He outlived his parents. He was ten.
He outlived his adoptive family, thirty.
He outlived his siblings, twenty one and forty.
He outlived his wife, fifty two.
He outlived his own children, eighty one.
The world was cruel. He outlived even his young children, who could not be called young anymore. They were fifty nine and fifty seven, they had wives, kids, even grandkids.
In the end, his grandkids moved on, no one came to visit him no more, not even the neighbors who invited him for dinner when he had it the hardest, not even the electricity or gas bill. He stopped using them.
He was going to sleep before the sun, he woke up after the sun. He cleaned his bed, he changed, he wiped the sweat off and then went to the bathroom. The doctor told him he should eat more liquid food and to use the cane to move around, but he was stubborn, he always left it in his room.
The only people who still came to his house were kids from families near him for stories of his life and caramel candies he always had for them. They usually told him to write a book, so he decided to do it.
By the time he finished it, the kids who used to visit him became teenagers. Once he found an editor who was kind enough to help him publish it online, he spend all of his savings on the book, even added the editor in his will.
Not long after he got to read his own book in a store, he turned ninety. He bought it and read it again and again, usually crying on the bed at the memories he only had left. How his parents died because of the second world war, from the lack of food, how his adoptive parents gave love to him and his sister. How he grew with his step brother until his brother died protecting his sister, how his new parents died, one from a disease that medicine could not fix at the time, yet in the same year the other one died from a failed robbery and assault. How his sister died during the birth of his third nephew. How he met the most wonderful woman of his life, who listen to him cry at night while thinking about his family, who baked for him cakes and cupcakes when he got mad, who helped him start walking again, after the disease put him to the hospital, who cried in the waiting room, who hugged him the moment he left that room. He wrote about his two lovely kids who he treated like a friend than instead of just kids. Who lived happy lives, had break ups he helped them with, had bad times where he covered for them. All the the times that he held his grandkids on his lap, telling them stories of his younger age, telling them how sweet wet bread slices with sugar were, how he had to drink onion tea, how he had to put around his forehead potatoes when he had a cold.

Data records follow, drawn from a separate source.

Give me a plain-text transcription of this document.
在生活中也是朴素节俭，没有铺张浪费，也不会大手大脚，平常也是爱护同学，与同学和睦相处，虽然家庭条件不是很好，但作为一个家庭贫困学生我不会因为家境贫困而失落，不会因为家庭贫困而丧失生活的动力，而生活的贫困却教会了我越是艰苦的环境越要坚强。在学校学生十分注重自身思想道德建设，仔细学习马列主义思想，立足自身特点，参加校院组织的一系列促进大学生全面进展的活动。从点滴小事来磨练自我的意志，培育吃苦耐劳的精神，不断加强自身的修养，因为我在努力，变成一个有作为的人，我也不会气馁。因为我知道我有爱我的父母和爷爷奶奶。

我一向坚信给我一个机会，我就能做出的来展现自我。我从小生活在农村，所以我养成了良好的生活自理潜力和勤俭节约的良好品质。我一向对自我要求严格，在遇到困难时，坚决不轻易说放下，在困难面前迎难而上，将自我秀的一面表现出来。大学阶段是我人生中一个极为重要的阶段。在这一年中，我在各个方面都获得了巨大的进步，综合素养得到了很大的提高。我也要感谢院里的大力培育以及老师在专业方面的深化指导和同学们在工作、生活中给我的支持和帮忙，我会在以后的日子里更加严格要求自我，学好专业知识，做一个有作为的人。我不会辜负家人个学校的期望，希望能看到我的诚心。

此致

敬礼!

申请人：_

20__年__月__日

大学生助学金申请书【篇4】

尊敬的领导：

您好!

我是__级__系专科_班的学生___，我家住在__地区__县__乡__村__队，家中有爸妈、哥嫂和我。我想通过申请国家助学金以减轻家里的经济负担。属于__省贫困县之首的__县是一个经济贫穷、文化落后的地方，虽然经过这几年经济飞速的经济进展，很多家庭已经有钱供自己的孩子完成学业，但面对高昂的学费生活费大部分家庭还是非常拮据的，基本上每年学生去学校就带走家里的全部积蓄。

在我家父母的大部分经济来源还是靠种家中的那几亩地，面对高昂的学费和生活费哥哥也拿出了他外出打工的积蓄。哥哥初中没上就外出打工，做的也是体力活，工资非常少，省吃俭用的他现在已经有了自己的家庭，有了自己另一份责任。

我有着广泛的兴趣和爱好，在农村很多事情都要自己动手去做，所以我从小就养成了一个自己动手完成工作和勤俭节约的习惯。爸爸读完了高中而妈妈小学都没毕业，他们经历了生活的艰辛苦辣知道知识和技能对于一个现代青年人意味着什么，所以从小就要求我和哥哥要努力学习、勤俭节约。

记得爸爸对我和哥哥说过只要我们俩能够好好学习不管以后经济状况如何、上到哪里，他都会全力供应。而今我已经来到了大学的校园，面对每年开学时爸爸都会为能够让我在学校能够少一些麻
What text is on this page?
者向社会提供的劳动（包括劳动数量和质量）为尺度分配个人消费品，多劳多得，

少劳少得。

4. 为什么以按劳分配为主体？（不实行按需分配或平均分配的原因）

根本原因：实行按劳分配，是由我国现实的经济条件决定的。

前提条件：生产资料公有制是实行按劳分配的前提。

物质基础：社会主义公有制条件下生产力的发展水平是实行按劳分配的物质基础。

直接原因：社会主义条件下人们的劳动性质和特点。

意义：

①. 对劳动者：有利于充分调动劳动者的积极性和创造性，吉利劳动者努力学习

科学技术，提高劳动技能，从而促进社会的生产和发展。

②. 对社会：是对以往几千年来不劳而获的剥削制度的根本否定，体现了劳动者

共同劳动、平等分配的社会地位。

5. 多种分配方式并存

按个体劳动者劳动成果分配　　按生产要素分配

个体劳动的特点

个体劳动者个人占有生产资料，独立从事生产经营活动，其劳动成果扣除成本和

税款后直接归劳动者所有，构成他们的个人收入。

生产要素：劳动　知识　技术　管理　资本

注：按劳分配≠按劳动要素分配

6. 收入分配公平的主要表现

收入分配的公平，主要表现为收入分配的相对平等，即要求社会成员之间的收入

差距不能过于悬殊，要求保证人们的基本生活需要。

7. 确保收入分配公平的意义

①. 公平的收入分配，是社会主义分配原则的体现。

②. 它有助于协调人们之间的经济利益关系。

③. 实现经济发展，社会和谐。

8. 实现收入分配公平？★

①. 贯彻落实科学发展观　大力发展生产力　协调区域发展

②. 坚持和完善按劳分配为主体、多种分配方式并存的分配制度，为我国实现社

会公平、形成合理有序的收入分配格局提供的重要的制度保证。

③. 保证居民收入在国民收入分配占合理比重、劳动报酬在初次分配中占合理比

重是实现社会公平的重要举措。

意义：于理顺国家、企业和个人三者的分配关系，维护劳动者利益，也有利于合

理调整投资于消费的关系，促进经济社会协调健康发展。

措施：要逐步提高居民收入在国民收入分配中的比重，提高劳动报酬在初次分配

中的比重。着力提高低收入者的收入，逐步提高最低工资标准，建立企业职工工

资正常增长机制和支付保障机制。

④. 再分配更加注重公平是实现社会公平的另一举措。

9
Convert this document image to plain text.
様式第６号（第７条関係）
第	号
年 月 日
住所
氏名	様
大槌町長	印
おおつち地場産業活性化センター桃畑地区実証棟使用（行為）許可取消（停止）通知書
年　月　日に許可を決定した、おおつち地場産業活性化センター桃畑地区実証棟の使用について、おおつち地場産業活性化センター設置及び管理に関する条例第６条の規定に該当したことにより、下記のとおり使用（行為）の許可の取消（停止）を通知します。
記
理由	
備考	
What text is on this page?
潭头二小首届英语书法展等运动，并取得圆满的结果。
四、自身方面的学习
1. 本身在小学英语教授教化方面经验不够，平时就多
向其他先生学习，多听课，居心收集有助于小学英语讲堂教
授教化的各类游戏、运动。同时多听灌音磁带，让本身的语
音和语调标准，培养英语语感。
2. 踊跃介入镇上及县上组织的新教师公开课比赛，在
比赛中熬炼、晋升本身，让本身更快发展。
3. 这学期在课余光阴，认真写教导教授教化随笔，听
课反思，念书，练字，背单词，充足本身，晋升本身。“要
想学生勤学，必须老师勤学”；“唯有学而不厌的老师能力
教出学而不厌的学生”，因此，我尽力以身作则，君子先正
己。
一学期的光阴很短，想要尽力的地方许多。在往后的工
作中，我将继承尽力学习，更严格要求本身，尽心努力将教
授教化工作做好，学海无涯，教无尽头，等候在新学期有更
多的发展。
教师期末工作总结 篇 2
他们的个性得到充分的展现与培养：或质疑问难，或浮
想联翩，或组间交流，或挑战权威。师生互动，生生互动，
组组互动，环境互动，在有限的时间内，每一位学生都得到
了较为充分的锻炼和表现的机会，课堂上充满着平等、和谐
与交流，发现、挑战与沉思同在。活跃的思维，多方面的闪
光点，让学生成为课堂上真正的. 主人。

It was hard, getting forgotten. The only thing he had left to tell his story was that book who only got three sells over two years.
Three more years passed. He had to sit in a nursing home because he couldn't move as the disease came back and he did not have the money to pay for the treatments. He was going to die and the closest person to him now was the nurse who took care of him.
The last goodbye was not said by him, but by the editor, who finally sold two hundred thousand copies, two years after his death. For some reason, the story he wrote caught the attention of a young boy who could feel the weight of emotions put in that book. He grew up just to make the book popular, he rewrote small pieces and modified the writing style, but he didn't change any bits of the story. He was the second person to ever buy that book. Him with the help of the first buyer, a girl two years younger than him, a girl who always went to hear his stories when she lived close to him, even when her parents told her to stop doing so.
She was there at his funeral. Only she cried. The boy who barely just touched the book only started his work after they met with the editor. He said he saw the potential in it, so he, together with the editor and the girl got it made anew.
The sad story came as a hit between teenagers who felt close to the end themselves and the matures who already lost someone dear, even those who did not felt the weight and gave it a try.
In the end, the girl wrote a book herself too, not about her life alone, but the story of how she met him, how sweet the candies he gave her were, to the point where a few kids even spit them out on the floor of his room, how she got held in his arms and everything else she did together with those kids.
By the end, the story of the men whose last goodbyes were from his editor became a story she read to her grandkids before bed, now alone with them herself.